LangOfWorshipExperienced

Unity News

May, 2005

 

The Languages of Worship Experienced

A true story by Connie Whilden

On a cold Wednesday night, in February, 2005, a small Hispanic congregation gathered together for their regular middle of the week service.   They came casual, some in their work clothes and some in the jeans and T-shirts they had quickly changed into at home.   They came with their families.   They brought their mothers and their children, and one young woman assisted an older woman out of her car and escorted her out of the night air.   It was not a large group.   Roughly twenty-five men and women shuffled for their chairs and took their seats.   By all reasoning, it was just another normal Wednesday night as the band took their instruments and began to enter into their time of praise and worship before the Lord.

 

Their building is small, and looks to have been a house renovated behind the Episcopal Church.

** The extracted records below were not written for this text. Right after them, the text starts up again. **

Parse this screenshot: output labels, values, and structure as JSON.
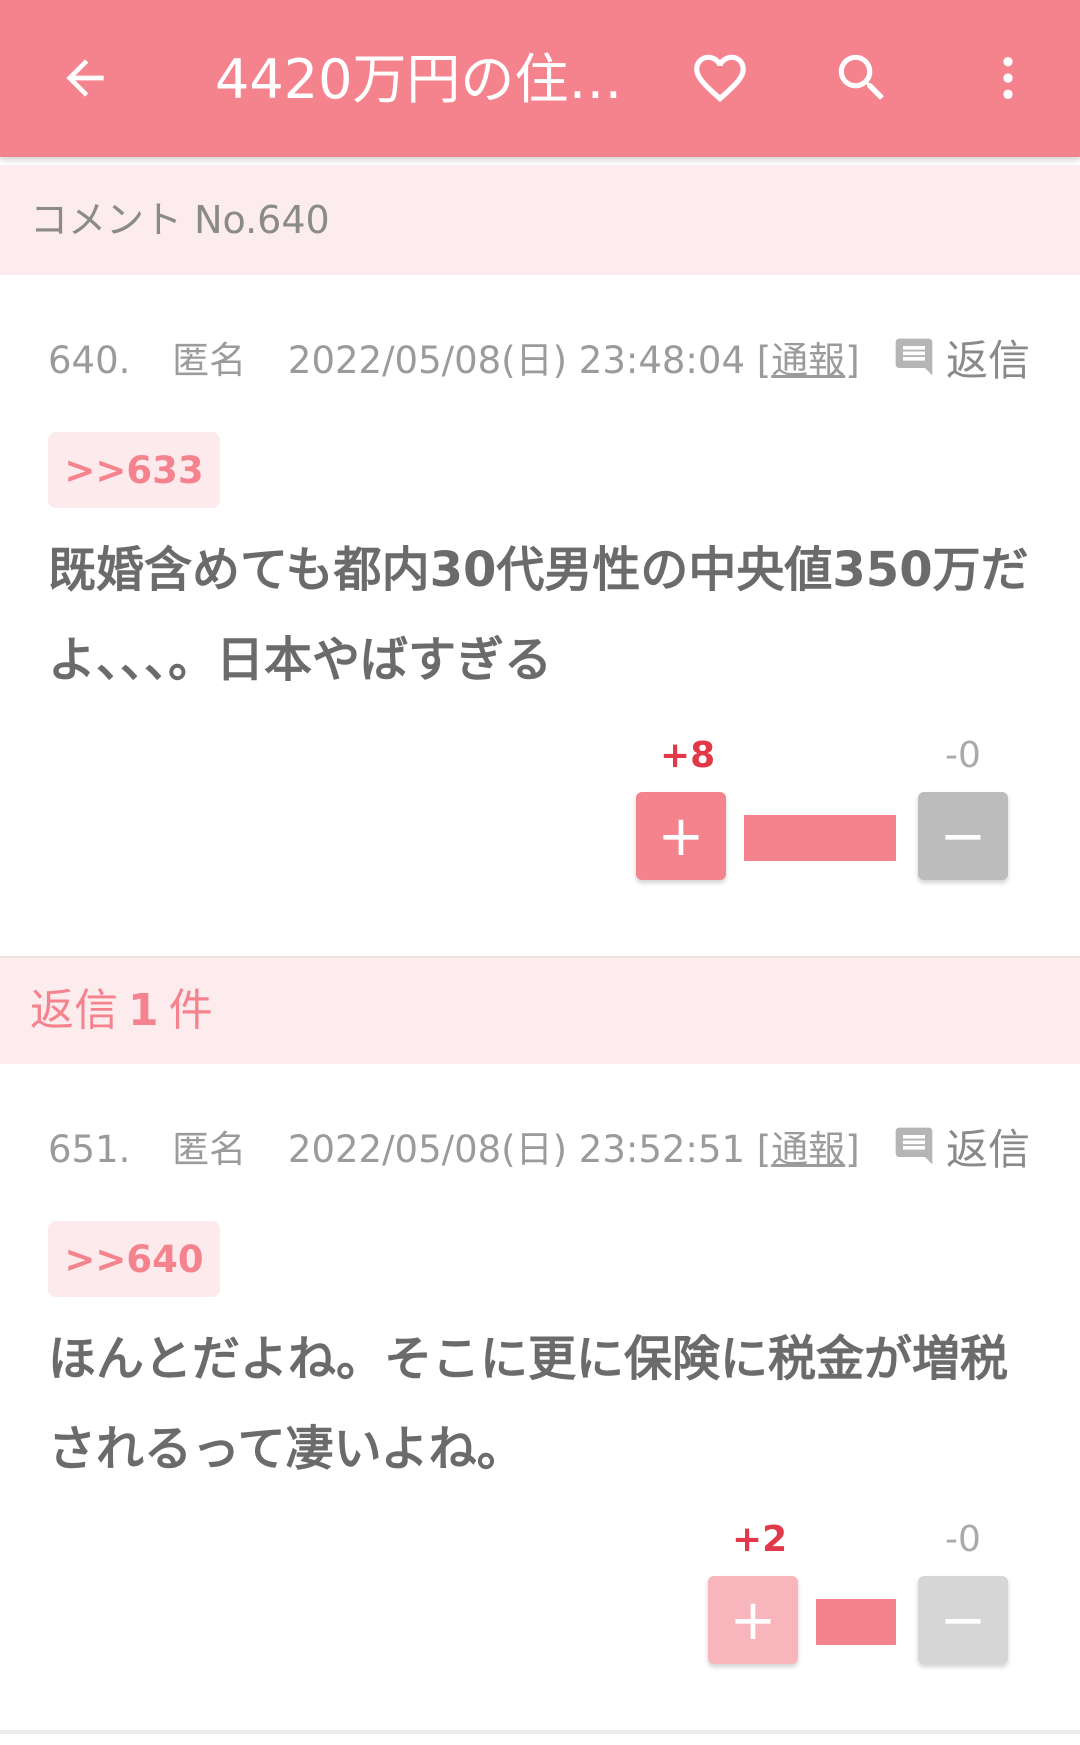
{
  "appbar": {
    "title": "4420万円の住…",
    "icons": [
      "back-arrow-icon",
      "heart-icon",
      "search-icon",
      "more-vert-icon"
    ],
    "color": "#f4838e"
  },
  "section_header": {
    "label": "コメント No.640"
  },
  "comments": [
    {
      "number": "640.",
      "author": "匿名",
      "datetime": "2022/05/08(日) 23:48:04",
      "report_open": "[",
      "report": "通報",
      "report_close": "]",
      "reply_label": "返信",
      "anchor": ">>633",
      "body": "既婚含めても都内30代男性の中央値350万だよ、、、。日本やばすぎる",
      "plus_count": "+8",
      "minus_count": "-0",
      "plus_symbol": "+",
      "minus_symbol": "−",
      "plus_ratio": 1.0
    },
    {
      "number": "651.",
      "author": "匿名",
      "datetime": "2022/05/08(日) 23:52:51",
      "report_open": "[",
      "report": "通報",
      "report_close": "]",
      "reply_label": "返信",
      "anchor": ">>640",
      "body": "ほんとだよね。そこに更に保険に税金が増税されるって凄いよね。",
      "plus_count": "+2",
      "minus_count": "-0",
      "plus_symbol": "+",
      "minus_symbol": "−",
      "plus_ratio": 1.0
    }
  ],
  "replies_header": {
    "prefix": "返信",
    "count": "1",
    "suffix": "件"
  }
}
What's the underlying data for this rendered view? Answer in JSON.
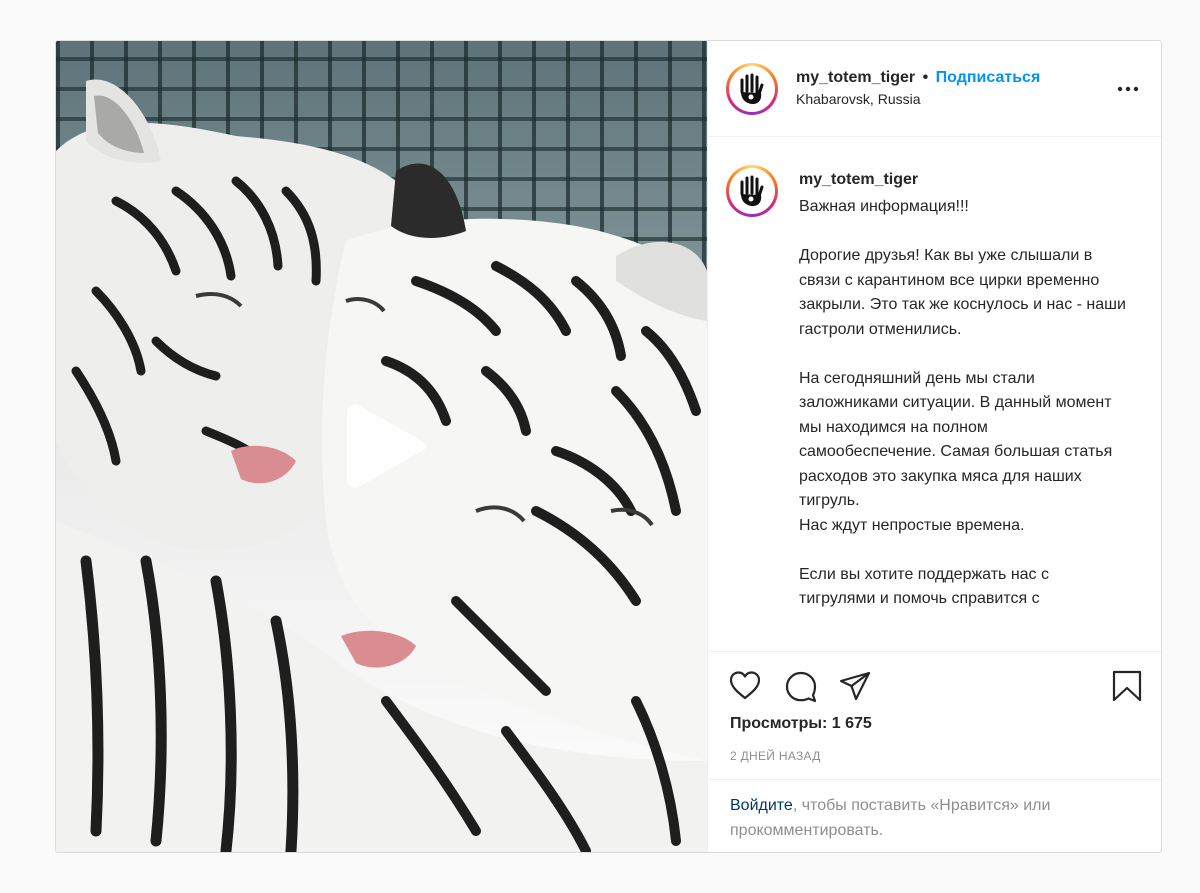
{
  "header": {
    "username": "my_totem_tiger",
    "separator": "•",
    "follow_label": "Подписаться",
    "location": "Khabarovsk, Russia",
    "more_icon": "more-horizontal-icon"
  },
  "caption": {
    "username": "my_totem_tiger",
    "text": "Важная информация!!!\n\nДорогие друзья! Как вы уже слышали в связи с карантином все цирки временно закрыли. Это так же коснулось и нас - наши гастроли отменились.\n\nНа сегодняшний день мы стали заложниками ситуации. В данный момент мы находимся на полном самообеспечение. Самая большая статья расходов это закупка мяса для наших тигруль.\nНас ждут непростые времена.\n\nЕсли вы хотите поддержать нас с тигрулями и помочь справится с"
  },
  "actions": {
    "icons": [
      "heart-icon",
      "comment-icon",
      "share-icon",
      "bookmark-icon"
    ],
    "views_label": "Просмотры: 1 675",
    "timestamp": "2 ДНЕЙ НАЗАД"
  },
  "login_prompt": {
    "link": "Войдите",
    "text": ", чтобы поставить «Нравится» или прокомментировать."
  },
  "colors": {
    "accent": "#0095f6",
    "link_dark": "#00376b",
    "muted": "#8e8e8e",
    "border": "#dbdbdb"
  }
}
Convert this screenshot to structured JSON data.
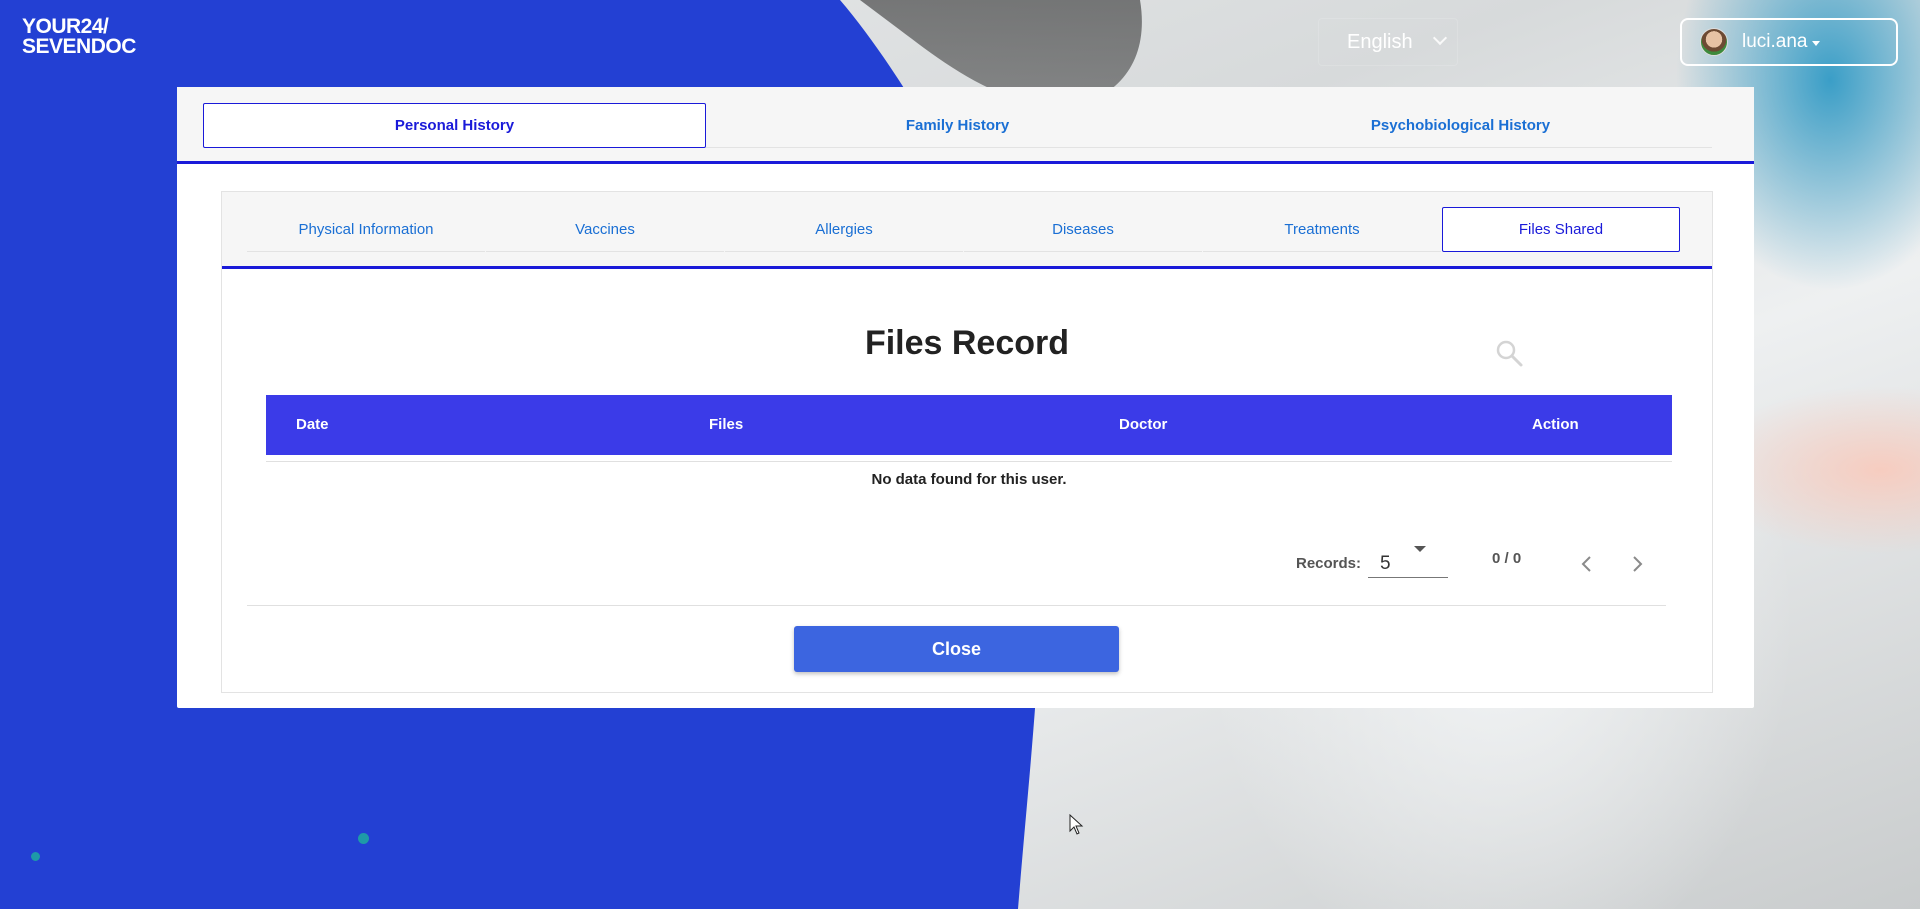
{
  "logo": {
    "line1": "YOUR24/",
    "line2": "SEVENDOC"
  },
  "header": {
    "language": "English",
    "username": "luci.ana"
  },
  "top_tabs": [
    {
      "label": "Personal History",
      "active": true
    },
    {
      "label": "Family History",
      "active": false
    },
    {
      "label": "Psychobiological History",
      "active": false
    }
  ],
  "sub_tabs": [
    {
      "label": "Physical Information",
      "active": false
    },
    {
      "label": "Vaccines",
      "active": false
    },
    {
      "label": "Allergies",
      "active": false
    },
    {
      "label": "Diseases",
      "active": false
    },
    {
      "label": "Treatments",
      "active": false
    },
    {
      "label": "Files Shared",
      "active": true
    }
  ],
  "content": {
    "title": "Files Record",
    "columns": [
      "Date",
      "Files",
      "Doctor",
      "Action"
    ],
    "empty_message": "No data found for this user."
  },
  "pagination": {
    "records_label": "Records:",
    "records_per_page": "5",
    "count": "0 / 0"
  },
  "close_label": "Close",
  "colors": {
    "background_blue": "#2340d3",
    "tab_accent": "#1a1ad9",
    "table_header": "#3b3be8",
    "close_button": "#3c65e0"
  }
}
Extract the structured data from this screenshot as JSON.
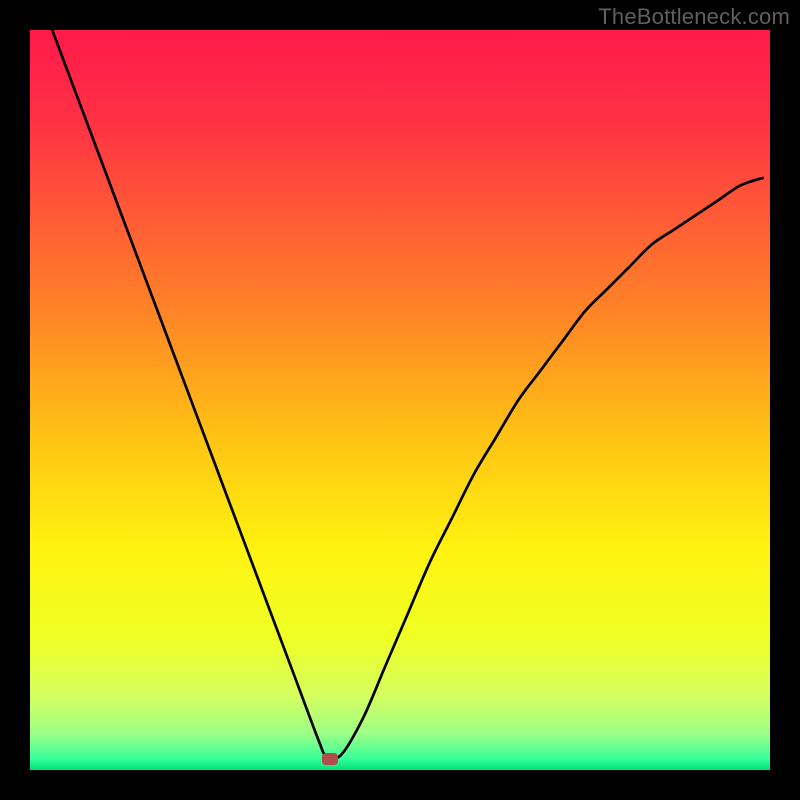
{
  "watermark": "TheBottleneck.com",
  "chart_data": {
    "type": "line",
    "title": "",
    "xlabel": "",
    "ylabel": "",
    "x_range": [
      0,
      1
    ],
    "y_range": [
      0,
      1
    ],
    "series": [
      {
        "name": "curve",
        "x": [
          0.03,
          0.06,
          0.09,
          0.12,
          0.15,
          0.18,
          0.21,
          0.24,
          0.27,
          0.3,
          0.33,
          0.36,
          0.39,
          0.4,
          0.42,
          0.45,
          0.48,
          0.51,
          0.54,
          0.57,
          0.6,
          0.63,
          0.66,
          0.69,
          0.72,
          0.75,
          0.78,
          0.81,
          0.84,
          0.87,
          0.9,
          0.93,
          0.96,
          0.99
        ],
        "y": [
          1.0,
          0.92,
          0.84,
          0.76,
          0.68,
          0.6,
          0.52,
          0.44,
          0.36,
          0.28,
          0.2,
          0.12,
          0.04,
          0.02,
          0.02,
          0.07,
          0.14,
          0.21,
          0.28,
          0.34,
          0.4,
          0.45,
          0.5,
          0.54,
          0.58,
          0.62,
          0.65,
          0.68,
          0.71,
          0.73,
          0.75,
          0.77,
          0.79,
          0.8
        ]
      }
    ],
    "marker": {
      "x": 0.405,
      "y": 0.015
    },
    "gradient_stops": [
      {
        "pos": 0.0,
        "color": "#ff1a4a"
      },
      {
        "pos": 0.12,
        "color": "#ff3044"
      },
      {
        "pos": 0.25,
        "color": "#ff5a36"
      },
      {
        "pos": 0.4,
        "color": "#ff8a24"
      },
      {
        "pos": 0.55,
        "color": "#ffc314"
      },
      {
        "pos": 0.7,
        "color": "#fff210"
      },
      {
        "pos": 0.82,
        "color": "#f0ff24"
      },
      {
        "pos": 0.9,
        "color": "#d4ff60"
      },
      {
        "pos": 0.95,
        "color": "#9eff86"
      },
      {
        "pos": 0.985,
        "color": "#36ff99"
      },
      {
        "pos": 1.0,
        "color": "#00e078"
      }
    ]
  }
}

It may have formerly been used as a church rectory.   These two congregations share a parking lot, but the building is also shared with a third group that meets on Saturday evenings and other times that do not interfere with the assembling of the Hispanic group.

 

Their praises rose before the Lord with declarations of “Santo! Santo! Santo!” when in the back of their church, a group of men and woman entered.   They looked very different.   Most of them had skin that was lighter, and only two spoke any Spanish.   Most of the men wore long beards that looked as if they had not been trimmed in quite awhile.   They carried with them traditional ram's horn shofars, the Biblical trumpet used to call the tribes to assembly and to blow at times of war, and long Yemenite shofars made from the horn of the African Kudu.   Long tassels they call tzitzit dangled from the corners of their clothing. . Instead of pronouncing the Spanish form of “Jesus” with the “H,” they proclaimed “Yeshua.”   Many of them were draped in Hebraic prayer shawls, and one of their men wore a Jewish skullcap.

 

They stood at the back of the sanctuary and lifted their hands as the music played.   As the unfamiliar words rose to a familiar tune, they joined in, singing each in his own language.   The Hispanic congregants stood in their places respectfully before the Lord, with gentle claps of the hands.   Meanwhile, at the back, individuals began to dance.   The shofars began to blow.   Men and women twirled in celebration before the Lord with their prayer shawls billowing out around them.    And then, an unexpected unity began to take hold between these two completely different groups!

 

The praise and worship team began to sing in English as well as in Spanish.   The Hispanic congregants stood, and pushed their chairs to the walls to create a large open space in the middle of the room, as an invitation for the very different group.   The men and women with the beards and prayer shawls came to the center and formed a large circle for traditional Hebraic dance.   The musicians struck their first notes again, this time in familiar chords to the dancers.   They played a common Messianic worship song, “Praise Adonai, from the rising of the sun to the ends of every day” singing in Spanish as the dancers worshipped in their own way!   The pastor's wife jumped into the circle, and was able to quickly pick up the dance steps.   Outside of the circle, men and women continued to worship, each in their own way.   After two Davidic dance songs, the two vastly different congregations came together and marched around the building, some in quiet prayer, some with shouts of praise, some walking, some dancing, and several continually blowing the shofar!   At the end of marching, the horn players came forward and blew.   The gentleman wearing the skullcap explained the tradition as his words were translated into Spanish for the understanding of all.

 

What began as a normal Wednesday night turned into a great celebration of praise before the Lord!   Men came together in prayer and in words of encouragement for one another.   The Hispanic church prayed fervently over their Messianic brothers and sisters, and then the Messianic congregants stepped forward and prayed over and blessed the first group.   As the two groups mixed and mingled together, bound together in unity despite every obstacle saying they should not have even been in the same room together, the Spirit of the Lord descended.   There was healing, both physical and emotional—not at the hands of any particular leader or personality, but at the hands of a unified community of believers indwelled by the Spirit of God.

 

At the same time, on the same night, various congregations across the rest of the city fought within their walls, arguing over what kinds of songs to sing in worship and remembering the days long past when their worship was vibrant.   What must God think?